False positive lateral flow tests in children double in a week

The amount of false positive coronavirus lateral flow tests has increased in secondary school children, official data show.

Anecdotal evidence of children receiving a positive lateral flow and then a negative follow-up PCR have circulated on social media and numbers from the UK Health Security Agency indicates the phenomenon is indeed on the rise.

Susan Hopkins, chief medical adviser at the newly-minted UKHSA, has said the body is aware of the trend and is “looking into the cause”.

Figures from Test and Trace, which used to be controlled by the Department of Health and now falls under the remit of the UKHSA, reveal that in the week ending September 22, almost 620,000 students took lateral flow tests at home as part of routine asymptomatic screening and almost 14,000 came back positive.

However, 1,112 (8 per cent) of these pupils returned a negative or void follow-up PCR, indicating the lateral test result was a false positive.

One week later around 580,000 secondary school students took a lateral flow test and almost 16,000 were found to be positive.

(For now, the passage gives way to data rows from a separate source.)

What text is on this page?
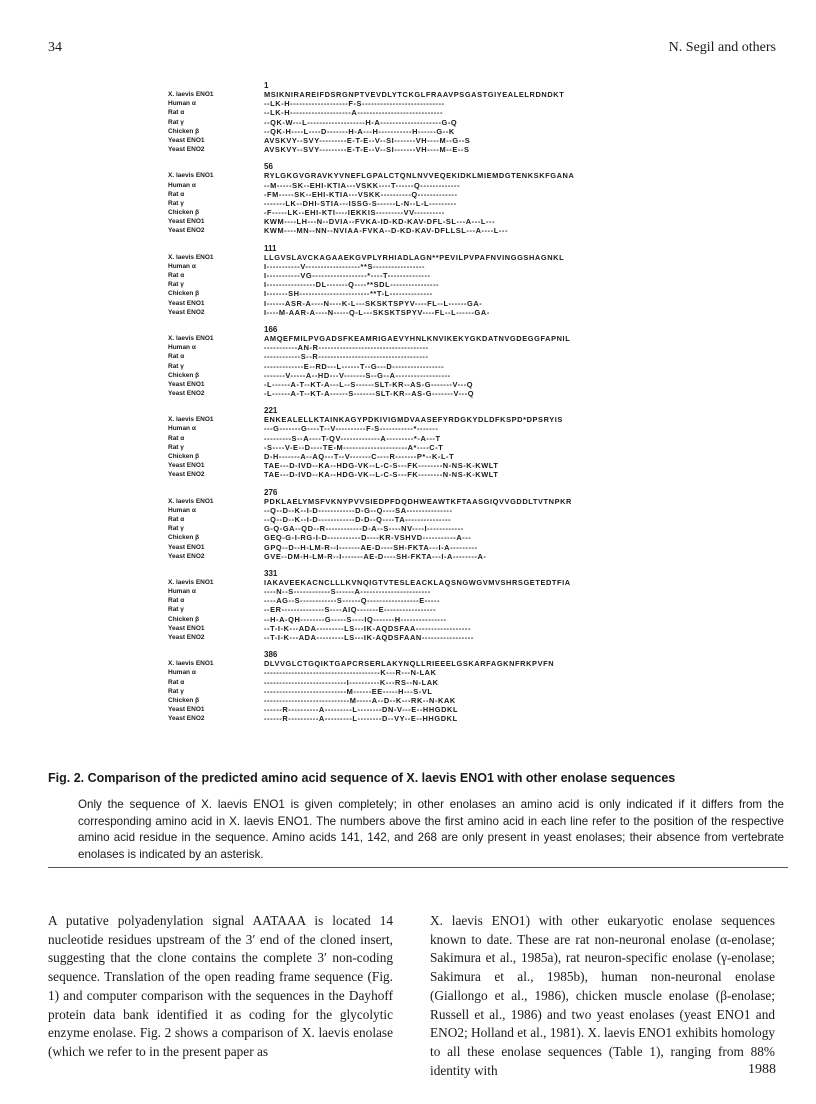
34	N. Segil and others
1
X. laevis ENO1	MSIKNIRAREIFDSRGNPTVEVDLYTCKGLFRAAVPSGASTGIYEALELRDNDKT
Human α	--LK-H-------------------F-S---------------------------
Rat α	--LK-H--------------------A----------------------------
Rat γ	--QK-W---L-------------------H-A--------------------G-Q
Chicken β	--QK-H----L----D-------H-A---H-----------H------G--K
Yeast ENO1	AVSKVY--SVY---------E-T-E--V--SI-------VH----M--G--S
Yeast ENO2	AVSKVY--SVY---------E-T-E--V--SI-------VH----M--E--S
56
X. laevis ENO1	RYLGKGVGRAVKYVNEFLGPALCTQNLNVVEQEKIDKLMIEMDGTENKSKFGANA
Human α	--M-----SK--EHI-KTIA---VSKK----T------Q-------------
Rat α	-FM-----SK--EHI-KTIA---VSKK----------Q-------------
Rat γ	-------LK--DHI-STIA---ISSG-S------L-N--L-L---------
Chicken β	-F-----LK--EHI-KTI----IEKKIS---------VV----------
Yeast ENO1	KWM----LH---N--DVIA--FVKA-ID-KD-KAV-DFL-SL---A---L---
Yeast ENO2	KWM----MN--NN--NVIAA-FVKA--D-KD-KAV-DFLLSL---A----L---
111
X. laevis ENO1	LLGVSLAVCKAGAAEKGVPLYRHIADLAGN**PEVILPVPAFNVINGGSHAGNKL
Human α	I-----------V------------------**S-----------------
Rat α	I-----------VG------------------*----T--------------
Rat γ	I----------------DL-------Q----**SDL----------------
Chicken β	I-------SH-----------------------**T-L--------------
Yeast ENO1	I------ASR-A----N----K-L---SKSKTSPYV----FL--L------GA-
Yeast ENO2	I----M-AAR-A----N-----Q-L---SKSKTSPYV----FL--L------GA-
166
X. laevis ENO1	AMQEFMILPVGADSFKEAMRIGAEVYHNLKNVIKEKYGKDATNVGDEGGFAPNIL
Human α	-----------AN-R------------------------------------
Rat α	------------S--R------------------------------------
Rat γ	-------------E--RD---L------T--G---D-----------------
Chicken β	-------V-----A--HD---V-------S--G--A------------------
Yeast ENO1	-L------A-T--KT-A---L--S------SLT-KR--AS-G-------V---Q
Yeast ENO2	-L------A-T--KT-A------S-------SLT-KR--AS-G-------V---Q
221
X. laevis ENO1	ENKEALELLKTAINKAGYPDKIVIGMDVAASEFYRDGKYDLDFKSPD*DPSRYIS
Human α	---G-------G----T--V----------F-S-----------*-------
Rat α	---------S--A----T-QV-------------A---------*-A---T
Rat γ	-S----V-E--D----TE-M---------------------A*----C-T
Chicken β	D-H-------A--AQ---T--V-------C----R-------P*--K-L-T
Yeast ENO1	TAE---D-IVD--KA--HDG-VK--L-C-S---FK--------N-NS-K-KWLT
Yeast ENO2	TAE---D-IVD--KA--HDG-VK--L-C-S---FK--------N-NS-K-KWLT
276
X. laevis ENO1	PDKLAELYMSFVKNYPVVSIEDPFDQDHWEAWTKFTAASGIQVVGDDLTVTNPKR
Human α	--Q--D--K--I-D------------D-G--Q----SA---------------
Rat α	--Q--D--K--I-D------------D-D--Q----TA---------------
Rat γ	G-Q-GA--QD--R------------D-A--S----NV----I------------
Chicken β	GEQ-G-I-RG-I-D-----------D----KR-VSHVD-----------A---
Yeast ENO1	GPQ--D--H-LM-R--I-------AE-D----SH-FKTA---I-A---------
Yeast ENO2	GVE--DM-H-LM-R--I-------AE-D----SH-FKTA---I-A--------A-
331
X. laevis ENO1	IAKAVEEKACNCLLLKVNQIGTVTESLEACKLAQSNGWGVMVSHRSGETEDTFIA
Human α	----N--S------------S------A-----------------------
Rat α	----AG--S------------S------Q-----------------E-----
Rat γ	--ER--------------S----AIQ-------E-----------------
Chicken β	--H-A-QH--------G-----S----IQ-------H---------------
Yeast ENO1	--T-I-K---ADA---------LS---IK-AQDSFAA------------------
Yeast ENO2	--T-I-K---ADA---------LS---IK-AQDSFAAN-----------------
386
X. laevis ENO1	DLVVGLCTGQIKTGAPCRSERLAKYNQLLRIEEELGSKARFAGKNFRKPVFN
Human α	--------------------------------------K---R---N-LAK
Rat α	---------------------------I----------K---RS--N-LAK
Rat γ	---------------------------M------EE-----H---S-VL
Chicken β	----------------------------M-----A--D--K---RK--N-KAK
Yeast ENO1	------R----------A---------L--------DN-V---E--HHGDKL
Yeast ENO2	------R----------A---------L--------D--VY--E--HHGDKL
Fig. 2. Comparison of the predicted amino acid sequence of X. laevis ENO1 with other enolase sequences
Only the sequence of X. laevis ENO1 is given completely; in other enolases an amino acid is only indicated if it differs from the corresponding amino acid in X. laevis ENO1. The numbers above the first amino acid in each line refer to the position of the respective amino acid residue in the sequence. Amino acids 141, 142, and 268 are only present in yeast enolases; their absence from vertebrate enolases is indicated by an asterisk.
A putative polyadenylation signal AATAAA is located 14 nucleotide residues upstream of the 3′ end of the cloned insert, suggesting that the clone contains the complete 3′ non-coding sequence. Translation of the open reading frame sequence (Fig. 1) and computer comparison with the sequences in the Dayhoff protein data bank identified it as coding for the glycolytic enzyme enolase. Fig. 2 shows a comparison of X. laevis enolase (which we refer to in the present paper as
X. laevis ENO1) with other eukaryotic enolase sequences known to date. These are rat non-neuronal enolase (α-enolase; Sakimura et al., 1985a), rat neuron-specific enolase (γ-enolase; Sakimura et al., 1985b), human non-neuronal enolase (Giallongo et al., 1986), chicken muscle enolase (β-enolase; Russell et al., 1986) and two yeast enolases (yeast ENO1 and ENO2; Holland et al., 1981). X. laevis ENO1 exhibits homology to all these enolase sequences (Table 1), ranging from 88% identity with	1988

Of these tests, 87 per cent (13,863) were later confirmed via PCR, with 13 per cent — or around one in eight — coming back as negative or void.

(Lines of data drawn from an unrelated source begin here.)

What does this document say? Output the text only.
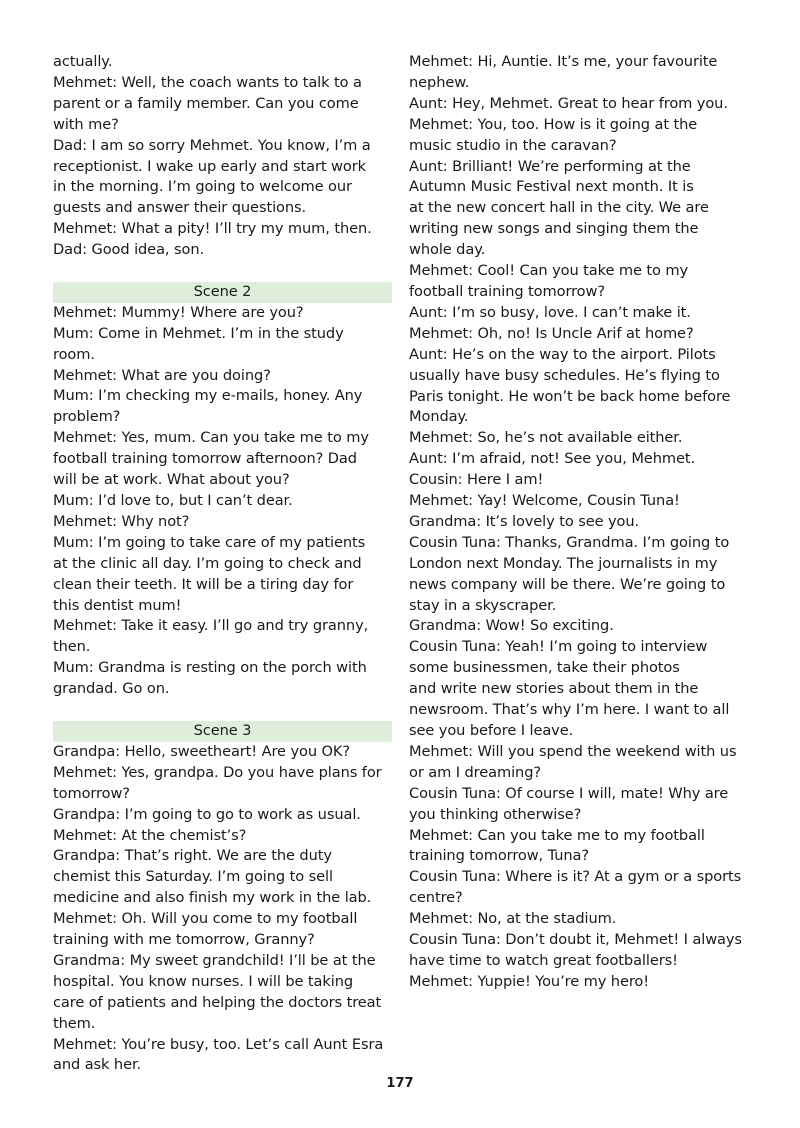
actually.
Mehmet: Well, the coach wants to talk to a
parent or a family member. Can you come
with me?
Dad: I am so sorry Mehmet. You know, I’m a
receptionist. I wake up early and start work
in the morning. I’m going to welcome our
guests and answer their questions.
Mehmet: What a pity! I’ll try my mum, then.
Dad: Good idea, son.
Scene 2
Mehmet: Mummy! Where are you?
Mum: Come in Mehmet. I’m in the study
room.
Mehmet: What are you doing?
Mum: I’m checking my e-mails, honey. Any
problem?
Mehmet: Yes, mum. Can you take me to my
football training tomorrow afternoon? Dad
will be at work. What about you?
Mum: I’d love to, but I can’t dear.
Mehmet: Why not?
Mum: I’m going to take care of my patients
at the clinic all day. I’m going to check and
clean their teeth. It will be a tiring day for
this dentist mum!
Mehmet: Take it easy. I’ll go and try granny,
then.
Mum: Grandma is resting on the porch with
grandad. Go on.
Scene 3
Grandpa: Hello, sweetheart! Are you OK?
Mehmet: Yes, grandpa. Do you have plans for
tomorrow?
Grandpa: I’m going to go to work as usual.
Mehmet: At the chemist’s?
Grandpa: That’s right. We are the duty
chemist this Saturday. I’m going to sell
medicine and also finish my work in the lab.
Mehmet: Oh. Will you come to my football
training with me tomorrow, Granny?
Grandma: My sweet grandchild! I’ll be at the
hospital. You know nurses. I will be taking
care of patients and helping the doctors treat
them.
Mehmet: You’re busy, too. Let’s call Aunt Esra
and ask her.
Mehmet: Hi, Auntie. It’s me, your favourite
nephew.
Aunt: Hey, Mehmet. Great to hear from you.
Mehmet: You, too. How is it going at the
music studio in the caravan?
Aunt: Brilliant! We’re performing at the
Autumn Music Festival next month. It is
at the new concert hall in the city. We are
writing new songs and singing them the
whole day.
Mehmet: Cool! Can you take me to my
football training tomorrow?
Aunt: I’m so busy, love. I can’t make it.
Mehmet: Oh, no! Is Uncle Arif at home?
Aunt: He’s on the way to the airport. Pilots
usually have busy schedules. He’s flying to
Paris tonight. He won’t be back home before
Monday.
Mehmet: So, he’s not available either.
Aunt: I’m afraid, not! See you, Mehmet.
Cousin: Here I am!
Mehmet: Yay! Welcome, Cousin Tuna!
Grandma: It’s lovely to see you.
Cousin Tuna: Thanks, Grandma. I’m going to
London next Monday. The journalists in my
news company will be there. We’re going to
stay in a skyscraper.
Grandma: Wow! So exciting.
Cousin Tuna: Yeah! I’m going to interview
some businessmen, take their photos
and write new stories about them in the
newsroom. That’s why I’m here. I want to all
see you before I leave.
Mehmet: Will you spend the weekend with us
or am I dreaming?
Cousin Tuna: Of course I will, mate! Why are
you thinking otherwise?
Mehmet: Can you take me to my football
training tomorrow, Tuna?
Cousin Tuna: Where is it? At a gym or a sports
centre?
Mehmet: No, at the stadium.
Cousin Tuna: Don’t doubt it, Mehmet! I always
have time to watch great footballers!
Mehmet: Yuppie! You’re my hero!
177
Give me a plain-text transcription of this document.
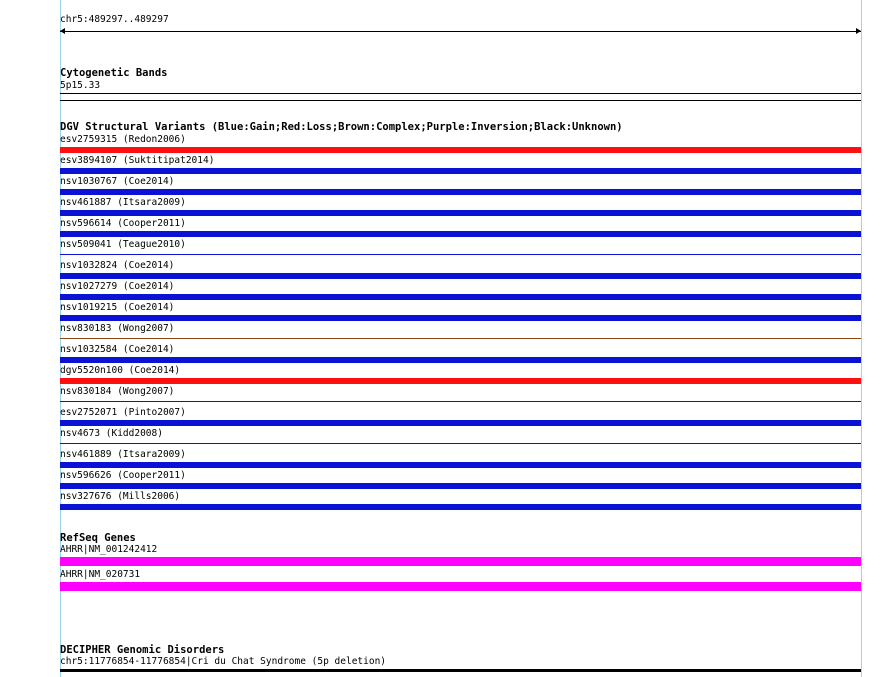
chr5:489297..489297
Cytogenetic Bands
5p15.33
DGV Structural Variants (Blue:Gain;Red:Loss;Brown:Complex;Purple:Inversion;Black:Unknown)
esv2759315 (Redon2006)
esv3894107 (Suktitipat2014)
nsv1030767 (Coe2014)
nsv461887 (Itsara2009)
nsv596614 (Cooper2011)
nsv509041 (Teague2010)
nsv1032824 (Coe2014)
nsv1027279 (Coe2014)
nsv1019215 (Coe2014)
nsv830183 (Wong2007)
nsv1032584 (Coe2014)
dgv5520n100 (Coe2014)
nsv830184 (Wong2007)
esv2752071 (Pinto2007)
nsv4673 (Kidd2008)
nsv461889 (Itsara2009)
nsv596626 (Cooper2011)
nsv327676 (Mills2006)
RefSeq Genes
AHRR|NM_001242412
AHRR|NM_020731
DECIPHER Genomic Disorders
chr5:11776854-11776854|Cri du Chat Syndrome (5p deletion)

The reason for the surge in positive lateral flow test results in children remains unknown, with Dr Kit Yates, a Senior Lecturer in Mathematical Biology at the University of Bath, saying it could be down to any one of myriad factors, including faulty lateral flow tests, children manipulating the test to get out of school, or a mathematical quirk brought about by the sheer volume of tests being done.

In an article for The Conversation, the member of Independent Sage explains: “Understanding whether there’s something truly wrong or whether this is just a mathematical artefact has significant ramifications – for testing, contact tracing and the monitoring of the UK’s current Covid situation.

“The UK Health Security Agency’s (UKHSA) chief medical adviser, Susan Hopkins, has noted that the organisation is looking into the issue.

“The UKHSA acknowledges that it doesn’t have an explanation as yet but is investigating because it has “not experienced this before to such a degree”.